Anyhow, thanks for your help!

Cheers,

Sylvain

1 Like

Thanks for the feedback! Please feel free to open issues/PRs with any suggestions you have and tag them with schema. I’ll also see updates to this thread.

It’s probably time to break into separate pages. It’s currently just a rendering of bids-specification/src/schema/README.md at master · bids-standard/bids-specification · GitHub.

Fair, but the headings are: Rule files - Sidecar and tabular data rules - Valid fields for definitions.

Generally, under rules, you have <path>.<rulename>.<rule>. path is snake case, rulename is CamelCase, and rule contents are (I think) snake case.

I think this arose because the schema started as what is now objects.metadata, which are JSON fields that BIDS uses CamelCase for. So when we started writing other files, we kept doing the same thing. This isn’t universal, though; since columns are snake_case in BIDS, the entries in objects.columns are, too.

That said, you shouldn’t attach a semantic meaning to the capitalization. It’s just a name for the rule object.

1 Like

Hi @effigies ! I’m following up on this, and in particular I’m coming back on your wish for suggestions on how to improve the doc of BidsSchemaTools… What would be great is to provide code snippets that would allow answering practical questions using the schema… This is actually what I’m trying to do at the moment, and this is fairly difficult (probably because of my lack of skills :wink: )… Anyhow, for my initial question (title of the thread), I came up (fairly easily) with:

import bidsschematools as bst
import bidsschematools.schema
local_schema_path = '/XXX/YYY/schema.json'
bs = bst.schema.load_schema(local_schema_path)
bs.rules.tabular_data.modality_agnostic.Participants.columns.to_dict().keys()

This give me the list of columns in the participants.tsv file:

dict_keys(['participant_id', 'species', 'age', 'sex', 'handedness', 'strain', 'strain_rrid', 'HED'])

If I want to know which of these columns is required / recommended / optional, the information is clearly present in what follows, but is not at the same level in the schema for participant_id vs. the other columns…

bs.rules.tabular_data.modality_agnostic.Participants.columns.to_dict()

gives…

{'participant_id': {'level': 'required',
  'description_addendum': 'There MUST be exactly one row for each participant.\n'},
 'species': 'recommended',
 'age': 'recommended',
 'sex': 'recommended',
 'handedness': 'recommended',
 'strain': 'recommended',
 'strain_rrid': 'recommended',
 'HED': 'optional'}

Is this intended?

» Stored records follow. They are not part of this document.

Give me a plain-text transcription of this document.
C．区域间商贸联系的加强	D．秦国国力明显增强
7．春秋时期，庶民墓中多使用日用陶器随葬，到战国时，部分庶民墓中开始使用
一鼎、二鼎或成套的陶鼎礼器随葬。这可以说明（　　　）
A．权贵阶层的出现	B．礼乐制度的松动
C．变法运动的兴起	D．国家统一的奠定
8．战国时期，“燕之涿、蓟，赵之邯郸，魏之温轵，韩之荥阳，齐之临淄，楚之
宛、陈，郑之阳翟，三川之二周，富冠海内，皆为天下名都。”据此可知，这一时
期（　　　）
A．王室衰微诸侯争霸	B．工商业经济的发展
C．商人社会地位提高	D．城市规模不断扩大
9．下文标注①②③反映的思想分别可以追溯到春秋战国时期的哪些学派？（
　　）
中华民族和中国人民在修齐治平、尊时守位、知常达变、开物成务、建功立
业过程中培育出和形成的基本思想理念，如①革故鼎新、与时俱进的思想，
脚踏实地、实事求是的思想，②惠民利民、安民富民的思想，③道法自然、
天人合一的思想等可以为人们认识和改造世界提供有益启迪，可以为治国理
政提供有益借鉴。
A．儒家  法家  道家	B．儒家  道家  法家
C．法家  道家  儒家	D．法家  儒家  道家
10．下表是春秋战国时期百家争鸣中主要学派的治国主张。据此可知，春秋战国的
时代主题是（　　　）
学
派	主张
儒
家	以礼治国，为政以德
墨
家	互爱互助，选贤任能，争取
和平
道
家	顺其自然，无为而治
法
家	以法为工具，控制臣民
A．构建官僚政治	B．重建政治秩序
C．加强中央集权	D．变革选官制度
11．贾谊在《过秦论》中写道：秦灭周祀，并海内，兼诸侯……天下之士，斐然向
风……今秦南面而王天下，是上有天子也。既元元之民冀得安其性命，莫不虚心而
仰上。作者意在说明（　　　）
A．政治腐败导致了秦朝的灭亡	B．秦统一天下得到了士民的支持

I find this not very logical, neither practical :wink:, but there’s probably a good reason for this… Anyhow, how would you get the info easily (I guess this is a python question :wink: )?

other questions I will start working on are e.g:

  • for a given data modality (e.g microscopy), what is the list of files (tsv, json, sidecars) that can/should be included next to the microscopy data files (bs.objects.files.to_dict().keys() gives me a piece of answer for the top level files and directories; I need to select only the files, and get the other ones that are not at the top level)? and what is the status (mandatory or not) of each file?

  • for a given metadata item (e.g participant_id, or NumericalAperture, which don’t have exactly the same status…), in what file(s) should it go?